Boldrini apre a Roma celebrazioni nazionali del 118

E’ stata la senatrice ferrarese Paola Boldrini, vice Presidente della Commissione Sanità in Senato, a rappresentare la politica, domenica, a Roma, in Piazza San Pietro, nella cerimonia di apertura dei festeggiamenti per il trentennale del 118, il Servizio Nazionale di Emergenza Territoriale.

A Boldrini, dopo l’Angelus del Papa, l’onore di ritirare il riconoscimento dedicato dagli organizzatori a Marco Vigna (assente per motivi di salute, ndr), precursore del 118, istituito con decreto nel 1992 ma ‘pensato’ dopo l’incidente ferroviario di Murazze di Vado, nel 1978, noto come il disastro della Freccia della Laguna.

Una ricorrenza che verrà ricordata in tutta Italia, fino a domenica 27 marzo, con eventi che vedranno il coinvolgimento di tutte le realtà sanitarie, le associazioni scientifiche e di volontariato. «Un onore», lo ha definito Boldrini, che ha rimarcato «l’intuizione di un sistema che si è rivelato fondamentale» ma che oggi richiede di essere rivisto. Boldrini è infatti prima firmataria di un disegno di legge della riforma del 118.

«L’emergenza pre ospedaliera è stata attraversata in questi 30 anni da trasformazioni sia in ambito tecnologico, con l’attivazione di mezzi di soccorso avanzati, che delle telecomunicazioni, con miglioramento della rete dati per la trasmissione di informazioni e immagini. Oggi è necessaria una revisione del sistema, con l’attivazione di numero unico, già previsto per legge, che consenta la gestione di tutte le richieste di soccorso e l’invio delle stesse alle sale operative di secondo livello: emergenza sanitaria, pubblica sicurezza, soccorso tecnico.

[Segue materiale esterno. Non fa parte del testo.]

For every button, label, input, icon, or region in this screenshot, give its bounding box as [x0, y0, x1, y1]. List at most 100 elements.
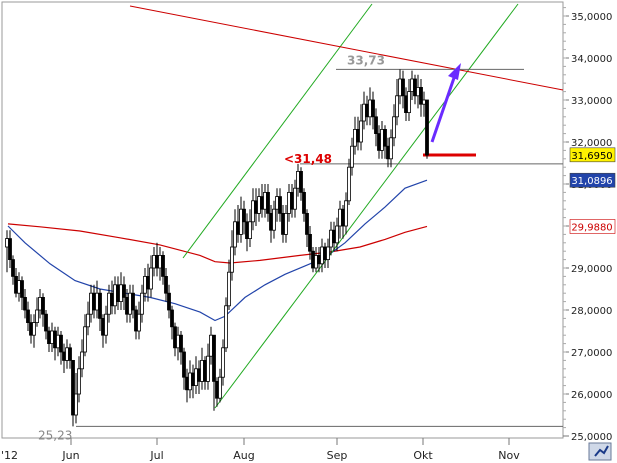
- candle-body: [110, 292, 114, 307]
- candle-body: [419, 87, 423, 105]
- candle-body: [179, 334, 183, 353]
- candle-body: [377, 133, 381, 151]
- candle-body: [56, 334, 60, 349]
- candle-body: [194, 368, 198, 386]
- y-tick-label: 35,0000: [571, 12, 612, 23]
- y-tick-label: 27,0000: [571, 348, 612, 359]
- candle-body: [275, 196, 279, 210]
- support-label: <31,48: [284, 152, 332, 166]
- candle-body: [386, 145, 390, 160]
- candle-body: [146, 275, 150, 290]
- candle-body: [92, 292, 96, 311]
- candle-body: [296, 170, 300, 189]
- candle-body: [170, 309, 174, 328]
- candle-body: [263, 191, 267, 210]
- candle-body: [224, 305, 228, 349]
- candle-body: [200, 359, 204, 382]
- badge-label: 31,0896: [571, 176, 612, 187]
- candle-body: [395, 95, 399, 118]
- low-label: 25,23: [38, 428, 72, 442]
- candle-body: [416, 87, 420, 97]
- candle-body: [401, 78, 405, 97]
- candle-body: [11, 259, 15, 277]
- candle-body: [188, 372, 192, 391]
- x-tick-label: Jul: [149, 449, 163, 462]
- candle-body: [77, 368, 81, 395]
- candle-body: [269, 212, 273, 231]
- candle-body: [149, 267, 153, 290]
- candle-body: [347, 166, 351, 202]
- candle-body: [359, 120, 363, 143]
- candle-body: [320, 246, 324, 265]
- candle-body: [335, 225, 339, 244]
- candle-body: [266, 191, 270, 214]
- candle-body: [5, 238, 9, 248]
- x-tick-label: Aug: [233, 449, 254, 462]
- candle-body: [26, 309, 30, 324]
- candle-body: [161, 254, 165, 277]
- candle-body: [350, 145, 354, 168]
- candle-body: [407, 91, 411, 113]
- ma-long-badge: 29,9880: [569, 219, 616, 234]
- candle-body: [332, 229, 336, 244]
- candle-body: [29, 322, 33, 336]
- candle-body: [302, 191, 306, 214]
- candle-body: [71, 359, 75, 416]
- y-tick-label: 26,0000: [571, 390, 612, 401]
- candle-body: [47, 330, 51, 345]
- candle-body: [20, 280, 24, 298]
- forecast-arrow-shaft: [430, 74, 457, 143]
- candle-body: [107, 292, 111, 315]
- candle-body: [134, 309, 138, 332]
- candle-body: [113, 284, 117, 307]
- candle-body: [53, 330, 57, 349]
- candle-body: [32, 322, 36, 336]
- x-tick-label: Sep: [327, 449, 348, 462]
- candle-body: [116, 284, 120, 302]
- candle-body: [308, 233, 312, 252]
- y-tick-label: 34,0000: [571, 54, 612, 65]
- badge-background: [569, 219, 616, 234]
- candle-body: [317, 254, 321, 265]
- candle-body: [251, 200, 255, 223]
- y-tick-label: 28,0000: [571, 306, 612, 317]
- candle-body: [125, 296, 129, 315]
- candle-body: [131, 292, 135, 311]
- candle-body: [368, 99, 372, 118]
- candle-body: [227, 271, 231, 307]
- candle-body: [101, 317, 105, 336]
- candle-body: [137, 313, 141, 332]
- candle-body: [383, 128, 387, 147]
- candle-body: [260, 196, 264, 210]
- candle-body: [59, 334, 63, 353]
- candle-body: [413, 78, 417, 97]
- candle-body: [305, 212, 309, 235]
- candle-body: [284, 212, 288, 235]
- candle-body: [299, 170, 303, 193]
- candle-body: [233, 221, 237, 248]
- candle-body: [374, 116, 378, 135]
- candle-body: [242, 208, 246, 223]
- candle-body: [392, 116, 396, 139]
- candle-body: [44, 313, 48, 332]
- candle-body: [356, 128, 360, 143]
- candle-body: [239, 208, 243, 235]
- candle-body: [140, 292, 144, 315]
- candle-body: [221, 347, 225, 378]
- candle-body: [425, 99, 429, 156]
- candle-body: [158, 254, 162, 269]
- badge-label: 31,6950: [571, 151, 612, 162]
- candle-body: [143, 275, 147, 294]
- corner-badge: [588, 442, 612, 461]
- x-tick-label: Nov: [498, 449, 520, 462]
- candle-body: [338, 208, 342, 227]
- x-tick-label: Jun: [61, 449, 79, 462]
- candle-body: [215, 380, 219, 399]
- candle-body: [293, 187, 297, 210]
- ma-short-badge: 31,0896: [569, 172, 616, 188]
- candle-body: [326, 246, 330, 261]
- candle-body: [353, 128, 357, 147]
- candle-body: [167, 292, 171, 311]
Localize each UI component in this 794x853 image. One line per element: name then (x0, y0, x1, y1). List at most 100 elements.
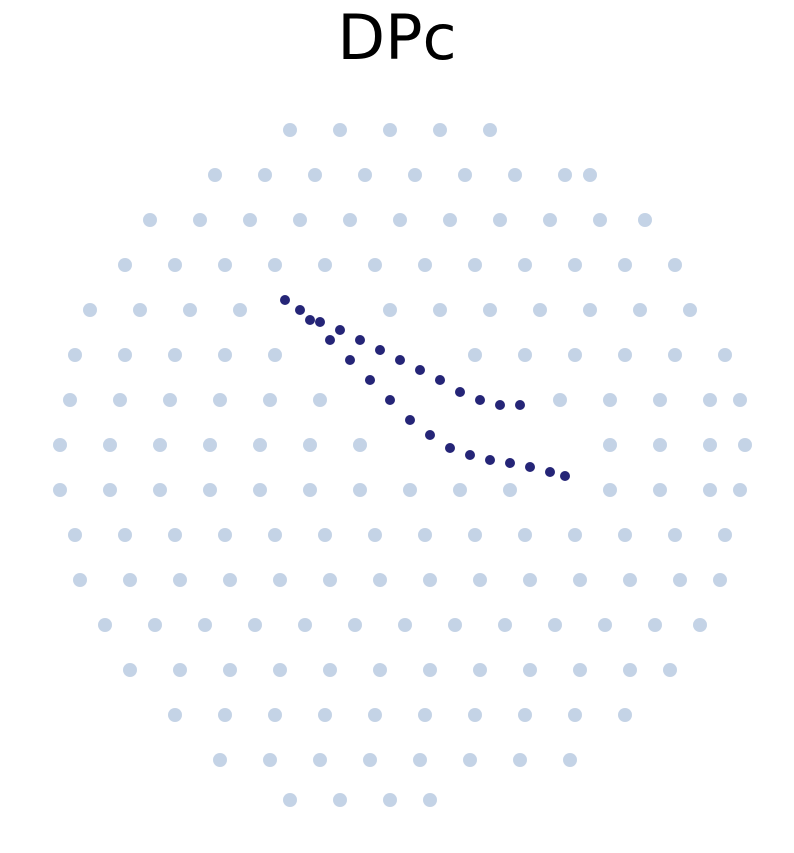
point (633, 303, 647, 317)
point (213, 393, 227, 407)
point (123, 573, 137, 587)
point (103, 483, 117, 497)
point (415, 365, 425, 375)
point (458, 168, 472, 182)
point (468, 528, 482, 542)
point (568, 258, 582, 272)
point (223, 573, 237, 587)
point (445, 443, 455, 453)
point (375, 345, 385, 355)
point (168, 258, 182, 272)
point (323, 663, 337, 677)
point (248, 618, 262, 632)
point (418, 258, 432, 272)
point (618, 258, 632, 272)
point (268, 348, 282, 362)
point (653, 438, 667, 452)
point (98, 618, 112, 632)
point (663, 663, 677, 677)
point (355, 335, 365, 345)
point (263, 393, 277, 407)
point (323, 573, 337, 587)
point (318, 708, 332, 722)
point (335, 325, 345, 335)
point (533, 303, 547, 317)
point (453, 483, 467, 497)
point (283, 123, 297, 137)
point (153, 438, 167, 452)
point (143, 213, 157, 227)
point (653, 393, 667, 407)
point (103, 438, 117, 452)
point (153, 483, 167, 497)
point (333, 123, 347, 137)
point (118, 528, 132, 542)
point (263, 753, 277, 767)
point (463, 753, 477, 767)
point-group (280, 295, 570, 481)
point (435, 375, 445, 385)
point (523, 573, 537, 587)
point (623, 573, 637, 587)
point (168, 348, 182, 362)
point (465, 450, 475, 460)
point (683, 303, 697, 317)
point (443, 213, 457, 227)
point (113, 393, 127, 407)
point (303, 438, 317, 452)
point (718, 528, 732, 542)
point (738, 438, 752, 452)
point (118, 258, 132, 272)
point (308, 168, 322, 182)
point (468, 708, 482, 722)
point (668, 258, 682, 272)
point (408, 168, 422, 182)
point (418, 708, 432, 722)
point (173, 573, 187, 587)
point (733, 393, 747, 407)
point (548, 618, 562, 632)
point (118, 348, 132, 362)
point (495, 400, 505, 410)
point (348, 618, 362, 632)
point (713, 573, 727, 587)
point (603, 393, 617, 407)
point (363, 753, 377, 767)
point (703, 393, 717, 407)
point (703, 483, 717, 497)
point (198, 618, 212, 632)
point (218, 708, 232, 722)
point (218, 528, 232, 542)
point (218, 258, 232, 272)
point (433, 303, 447, 317)
point (273, 573, 287, 587)
point (425, 430, 435, 440)
point (473, 663, 487, 677)
point (213, 753, 227, 767)
point (693, 618, 707, 632)
point (468, 348, 482, 362)
point (68, 348, 82, 362)
point (368, 708, 382, 722)
point (373, 663, 387, 677)
point (253, 483, 267, 497)
point (383, 303, 397, 317)
point (223, 663, 237, 677)
point (653, 483, 667, 497)
point (668, 528, 682, 542)
point (385, 395, 395, 405)
point (603, 438, 617, 452)
point (345, 355, 355, 365)
point (418, 528, 432, 542)
point (313, 753, 327, 767)
point (305, 315, 315, 325)
point (218, 348, 232, 362)
point (568, 528, 582, 542)
point (298, 618, 312, 632)
point (383, 123, 397, 137)
point (83, 303, 97, 317)
point (53, 483, 67, 497)
point (648, 618, 662, 632)
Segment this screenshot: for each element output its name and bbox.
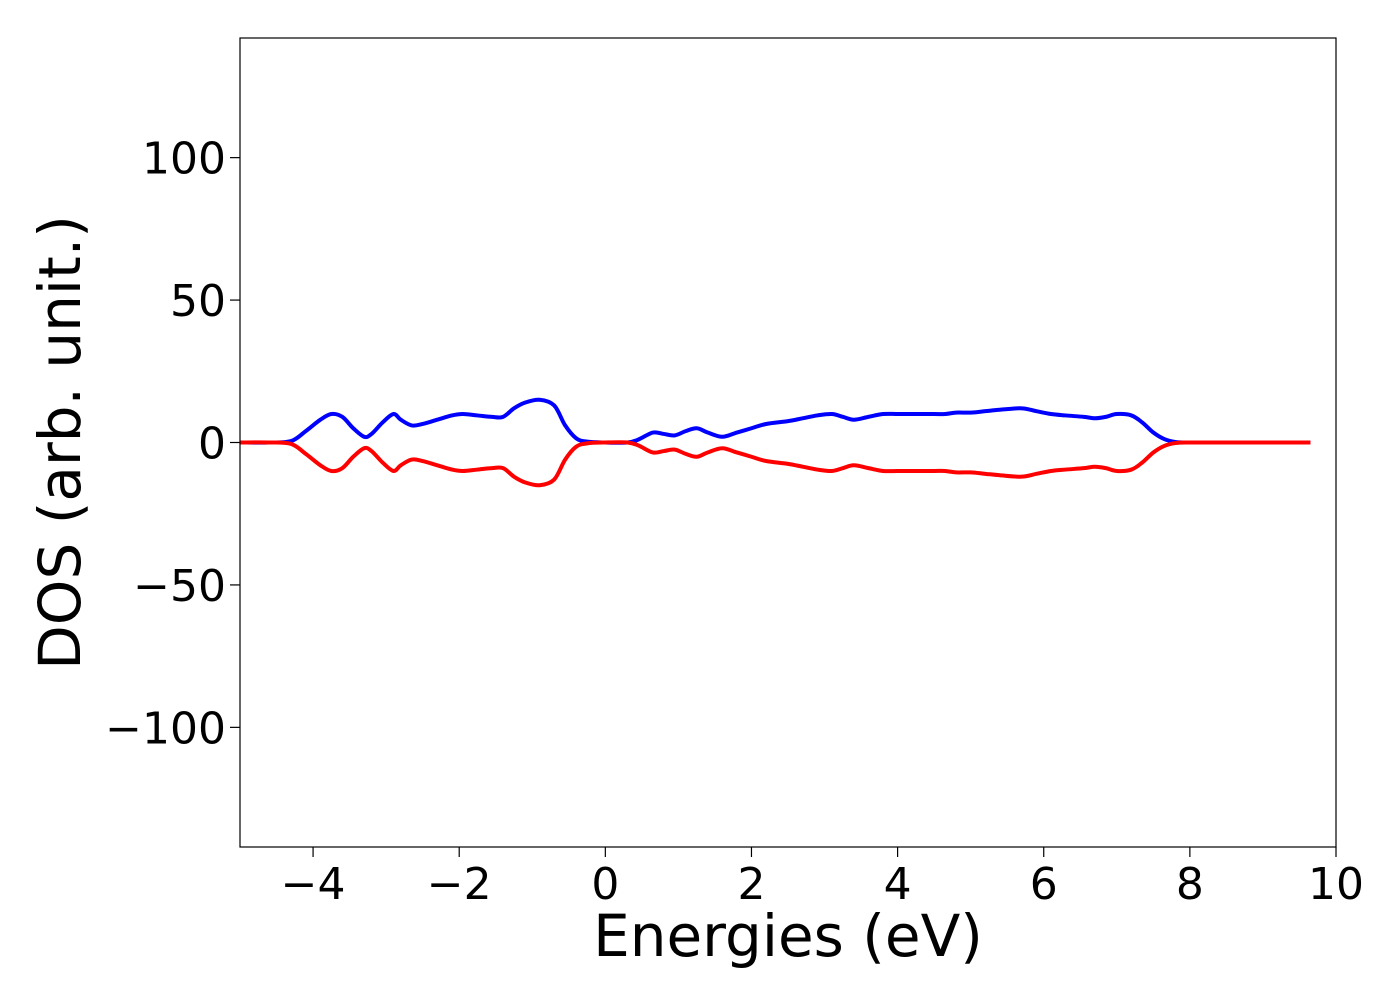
x-tick-label: −4 xyxy=(281,859,346,910)
plot-frame xyxy=(239,37,1337,848)
x-tick-label: 0 xyxy=(591,859,619,910)
x-tick-label: 4 xyxy=(884,859,912,910)
x-tick-label: 6 xyxy=(1030,859,1058,910)
x-tick-label: 10 xyxy=(1308,859,1364,910)
x-axis-label: Energies (eV) xyxy=(593,902,983,970)
ticks-layer: −4 −2 0 2 4 6 8 10 −100 −50 0 50 100 xyxy=(105,134,1364,910)
y-tick-label: 50 xyxy=(170,276,226,327)
series-layer xyxy=(239,397,1311,488)
y-axis-label: DOS (arb. unit.) xyxy=(26,215,94,670)
y-tick-label: 0 xyxy=(198,419,226,470)
y-tick-label: −50 xyxy=(133,561,226,612)
y-tick-label: 100 xyxy=(142,134,226,185)
series-line-negative xyxy=(239,440,1311,488)
y-tick-label: −100 xyxy=(105,703,226,754)
x-tick-label: 8 xyxy=(1176,859,1204,910)
series-line-positive xyxy=(239,397,1311,445)
x-tick-label: 2 xyxy=(737,859,765,910)
x-tick-label: −2 xyxy=(427,859,492,910)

Il tutto superandol’attuale disomogeneità operativa del SET (Servizio emergenza territoriale)». Una riforma, quella auspicata da Boldrini, in linea con lo spirito e gli obiettivi con cui è nato il 118 e con il potenziamento in corso della medicina di prossimità. E che prevede « rimodulazioni organizzative e valorizzazione dei medici dell’emergenza-urgenza – chiude Boldrini – , spesso considerati, a torto, ‘extra-ospedalieri’».